My suspicion is that something beyond redistribution is necessary. It seems Power is always fleshless unless consumed by Love.
The liberated secretly know this irony. They have only a tinge of belonging where they chose to celebrate liberty. Yet, belonging is the sine qua non of liberation.
Ah yes, it goes back to that ancient dream of the Brotherhood of Man!
Gerald,
Of course justice is not enough, especially if it consists only in a more equitable redistribution of material wealth.
I guess I try to understand more so with this quote just one main contributing factor to man’s callousness towards his brothers and sisters, especially those who are in such dire straits.
What makes it so easy for us not to “see feelingly’ anymore…not only about material poverty but also about the fundamental lack of relationship which impoverishes so many of our fellow humans?
Mark,
We agree. There is a high degree of callousness in the U.S. that undermines every effort to strike down inequities and move our society forward. It never seems to diminish.
My sense is we have not made clear the causal linkages between the material poverty of the poor and the spiritual poverty of the wealthy. The wealthy and the poor are related as cause and effect.
Yet Calvinism claims poverty to stem from an a priori condition of unworthiness before God. This is a form of theological fascism deeply rooted in our society. Today it bubbles to the surface unlike any time since the Gilded Age.
What is appalling to me is that we have let this falsehood stand during my entire lifetime. To my knowledge, it has never been challenged in policy circles.
In recent years, matters have gotten worse, as you say. Not only do we claim the poor to be unworthy, they are now unneeded. Why? Because there is a more profitable pool of human resources overseas.
Callousness has become an art form in America. We no longer have to speak of “taming the savages” or “manifest destiny”. We have moved on. Now we use the more acceptable “code language” of economic “productivity” and “efficiency”.
Of course, our reward for this callousness is cheaper goods. Hooray for Walmart!

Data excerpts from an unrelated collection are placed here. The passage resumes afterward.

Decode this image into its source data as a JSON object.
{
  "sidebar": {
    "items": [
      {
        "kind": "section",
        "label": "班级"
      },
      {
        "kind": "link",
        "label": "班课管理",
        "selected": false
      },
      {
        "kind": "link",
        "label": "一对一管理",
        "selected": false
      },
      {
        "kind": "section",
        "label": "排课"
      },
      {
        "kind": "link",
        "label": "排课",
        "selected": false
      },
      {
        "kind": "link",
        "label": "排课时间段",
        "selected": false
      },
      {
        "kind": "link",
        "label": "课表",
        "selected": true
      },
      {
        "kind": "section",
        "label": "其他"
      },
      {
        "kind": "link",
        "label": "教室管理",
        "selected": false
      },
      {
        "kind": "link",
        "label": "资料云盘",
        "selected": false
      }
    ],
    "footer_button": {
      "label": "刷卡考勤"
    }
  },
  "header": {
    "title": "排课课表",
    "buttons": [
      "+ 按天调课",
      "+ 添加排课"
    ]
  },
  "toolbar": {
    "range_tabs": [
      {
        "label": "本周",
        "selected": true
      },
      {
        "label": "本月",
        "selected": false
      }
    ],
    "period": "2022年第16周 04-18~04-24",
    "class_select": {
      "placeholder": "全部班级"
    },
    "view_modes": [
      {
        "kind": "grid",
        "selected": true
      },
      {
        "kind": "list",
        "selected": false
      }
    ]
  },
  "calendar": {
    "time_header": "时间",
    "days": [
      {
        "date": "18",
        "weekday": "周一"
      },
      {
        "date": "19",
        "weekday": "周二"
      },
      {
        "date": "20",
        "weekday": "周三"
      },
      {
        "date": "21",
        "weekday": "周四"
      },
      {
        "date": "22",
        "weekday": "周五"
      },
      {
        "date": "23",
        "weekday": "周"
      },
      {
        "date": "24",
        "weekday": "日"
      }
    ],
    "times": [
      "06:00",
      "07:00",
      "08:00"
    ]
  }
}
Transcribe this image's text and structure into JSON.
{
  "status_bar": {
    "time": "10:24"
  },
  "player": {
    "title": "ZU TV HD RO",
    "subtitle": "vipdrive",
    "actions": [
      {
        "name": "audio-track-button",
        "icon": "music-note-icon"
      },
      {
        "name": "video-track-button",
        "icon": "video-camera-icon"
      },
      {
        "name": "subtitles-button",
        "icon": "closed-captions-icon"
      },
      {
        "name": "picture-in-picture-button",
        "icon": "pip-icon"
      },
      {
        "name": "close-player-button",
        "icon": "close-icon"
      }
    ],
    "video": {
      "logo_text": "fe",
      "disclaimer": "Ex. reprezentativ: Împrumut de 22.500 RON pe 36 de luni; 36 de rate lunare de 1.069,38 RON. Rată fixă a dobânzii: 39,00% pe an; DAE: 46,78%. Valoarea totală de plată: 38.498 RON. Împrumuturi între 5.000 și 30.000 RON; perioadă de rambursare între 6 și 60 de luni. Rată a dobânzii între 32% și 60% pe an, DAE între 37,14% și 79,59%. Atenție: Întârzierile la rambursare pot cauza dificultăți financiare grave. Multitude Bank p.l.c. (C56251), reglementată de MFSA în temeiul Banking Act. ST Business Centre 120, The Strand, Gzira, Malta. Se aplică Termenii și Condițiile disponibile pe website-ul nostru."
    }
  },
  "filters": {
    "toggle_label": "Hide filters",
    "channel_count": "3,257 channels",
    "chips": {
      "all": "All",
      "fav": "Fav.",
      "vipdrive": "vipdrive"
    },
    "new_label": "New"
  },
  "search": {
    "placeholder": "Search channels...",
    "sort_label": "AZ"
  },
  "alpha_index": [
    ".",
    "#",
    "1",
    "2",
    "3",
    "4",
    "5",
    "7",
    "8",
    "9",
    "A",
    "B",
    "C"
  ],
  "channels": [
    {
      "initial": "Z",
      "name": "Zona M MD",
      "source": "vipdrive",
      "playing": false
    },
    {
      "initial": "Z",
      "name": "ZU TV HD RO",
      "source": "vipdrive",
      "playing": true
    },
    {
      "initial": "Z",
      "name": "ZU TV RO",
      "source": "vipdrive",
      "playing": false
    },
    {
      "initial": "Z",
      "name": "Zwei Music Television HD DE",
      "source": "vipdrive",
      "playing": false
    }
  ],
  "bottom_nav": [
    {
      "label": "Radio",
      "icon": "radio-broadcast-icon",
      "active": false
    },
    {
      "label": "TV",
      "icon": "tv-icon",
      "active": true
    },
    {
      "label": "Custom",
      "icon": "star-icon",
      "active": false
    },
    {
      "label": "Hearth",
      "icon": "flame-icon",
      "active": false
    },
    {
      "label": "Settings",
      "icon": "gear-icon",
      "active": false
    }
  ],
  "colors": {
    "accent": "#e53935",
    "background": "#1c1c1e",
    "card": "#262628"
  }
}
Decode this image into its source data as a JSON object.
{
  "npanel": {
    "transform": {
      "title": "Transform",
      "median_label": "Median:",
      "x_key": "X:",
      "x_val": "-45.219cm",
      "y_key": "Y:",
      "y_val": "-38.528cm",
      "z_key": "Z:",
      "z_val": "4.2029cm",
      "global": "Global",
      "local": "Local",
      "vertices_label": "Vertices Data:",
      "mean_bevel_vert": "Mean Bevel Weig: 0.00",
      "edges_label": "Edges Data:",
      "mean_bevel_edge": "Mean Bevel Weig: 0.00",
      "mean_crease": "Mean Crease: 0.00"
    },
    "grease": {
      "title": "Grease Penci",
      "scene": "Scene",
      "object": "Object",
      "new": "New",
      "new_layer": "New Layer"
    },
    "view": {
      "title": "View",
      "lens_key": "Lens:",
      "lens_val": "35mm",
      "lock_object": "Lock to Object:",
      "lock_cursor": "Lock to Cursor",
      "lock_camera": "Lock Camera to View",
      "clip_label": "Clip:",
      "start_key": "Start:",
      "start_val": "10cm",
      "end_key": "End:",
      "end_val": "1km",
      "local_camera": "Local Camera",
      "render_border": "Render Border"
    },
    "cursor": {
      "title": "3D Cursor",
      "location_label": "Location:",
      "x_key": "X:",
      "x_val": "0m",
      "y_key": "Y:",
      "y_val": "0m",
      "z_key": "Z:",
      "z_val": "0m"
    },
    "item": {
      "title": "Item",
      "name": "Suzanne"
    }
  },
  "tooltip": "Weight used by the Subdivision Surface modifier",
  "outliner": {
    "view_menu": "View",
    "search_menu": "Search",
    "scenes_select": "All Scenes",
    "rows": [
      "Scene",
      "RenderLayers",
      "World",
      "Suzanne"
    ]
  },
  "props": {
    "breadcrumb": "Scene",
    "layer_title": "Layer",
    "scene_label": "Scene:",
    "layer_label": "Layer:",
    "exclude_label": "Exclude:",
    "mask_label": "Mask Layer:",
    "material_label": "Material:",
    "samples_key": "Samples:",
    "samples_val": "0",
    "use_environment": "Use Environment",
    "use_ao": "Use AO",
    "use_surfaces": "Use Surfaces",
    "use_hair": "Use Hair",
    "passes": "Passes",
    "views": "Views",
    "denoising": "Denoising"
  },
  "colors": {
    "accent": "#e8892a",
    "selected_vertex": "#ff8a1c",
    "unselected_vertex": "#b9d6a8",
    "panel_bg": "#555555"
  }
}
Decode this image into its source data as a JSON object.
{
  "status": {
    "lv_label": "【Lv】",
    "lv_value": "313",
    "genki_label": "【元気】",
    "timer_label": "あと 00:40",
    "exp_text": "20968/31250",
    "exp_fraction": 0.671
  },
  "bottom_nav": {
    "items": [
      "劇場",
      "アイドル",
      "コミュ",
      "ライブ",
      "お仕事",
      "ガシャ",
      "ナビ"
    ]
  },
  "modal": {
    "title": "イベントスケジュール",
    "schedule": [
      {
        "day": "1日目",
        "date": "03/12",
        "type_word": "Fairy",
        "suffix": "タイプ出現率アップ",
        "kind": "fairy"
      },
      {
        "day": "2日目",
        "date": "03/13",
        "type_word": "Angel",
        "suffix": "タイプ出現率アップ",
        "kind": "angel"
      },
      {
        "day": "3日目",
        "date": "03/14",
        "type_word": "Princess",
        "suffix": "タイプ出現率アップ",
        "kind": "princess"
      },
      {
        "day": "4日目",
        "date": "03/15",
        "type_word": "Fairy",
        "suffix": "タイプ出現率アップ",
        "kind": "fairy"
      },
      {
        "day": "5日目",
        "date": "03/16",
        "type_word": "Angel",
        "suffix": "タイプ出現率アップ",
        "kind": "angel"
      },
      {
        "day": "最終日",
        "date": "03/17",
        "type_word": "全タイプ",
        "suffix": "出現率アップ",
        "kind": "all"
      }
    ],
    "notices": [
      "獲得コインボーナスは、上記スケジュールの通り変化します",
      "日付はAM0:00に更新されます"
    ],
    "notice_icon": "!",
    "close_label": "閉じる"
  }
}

“My sense is we have not made clear the causal linkages between the material poverty of the poor and the spiritual poverty of the wealthy. The wealthy and the poor are related as cause and effect.”
I don’t understand this comment. Could you elaborate?
It’s always been my belief that a person can be spiritually poor or spiritually rich regardless of his/her economic status. How does the economic poverty of one cause the spiritual poverty of another (or vice versa)? At face value, this seems like a very silly comment, but perhaps I’m missing something (?).
In our economic system, the poor are those who, for one reason or another, fail to meet the wants and needs of others sufficiently.
In our exxhange or market economy, generally how wealthy you are depends on the value of what you have to exchange or sell–the value being what someone is willing to pay you for it.
The way we live in this system, we give very little without getting something back for it, and what is more we want to win every exchange we make, too, in order to get back more than we have given, and that is called profit.
I don’t see how this system is going to fundamentally change until the Lord returns. The poor will always be with us. But inside the Church, perhaps we should be acting differently toward one another than our economic system dictates (see the Book of Acts)–showing the world a better way while also reaching out to the world with charity and social action.
As an example of the Church not distinguishing itself much from the world, take a look at Catholic health care in the US–a system that basically fits in with and operates no differently than the rest of the health system, although perhaps Catholic hospitals give more “charity” care than other hospitals.
Actually, I don’t know all that much about Catholic health care in the US, so someone out there may have to correct me if I am wrong.
And on that powerful rhetorical flourish, I end.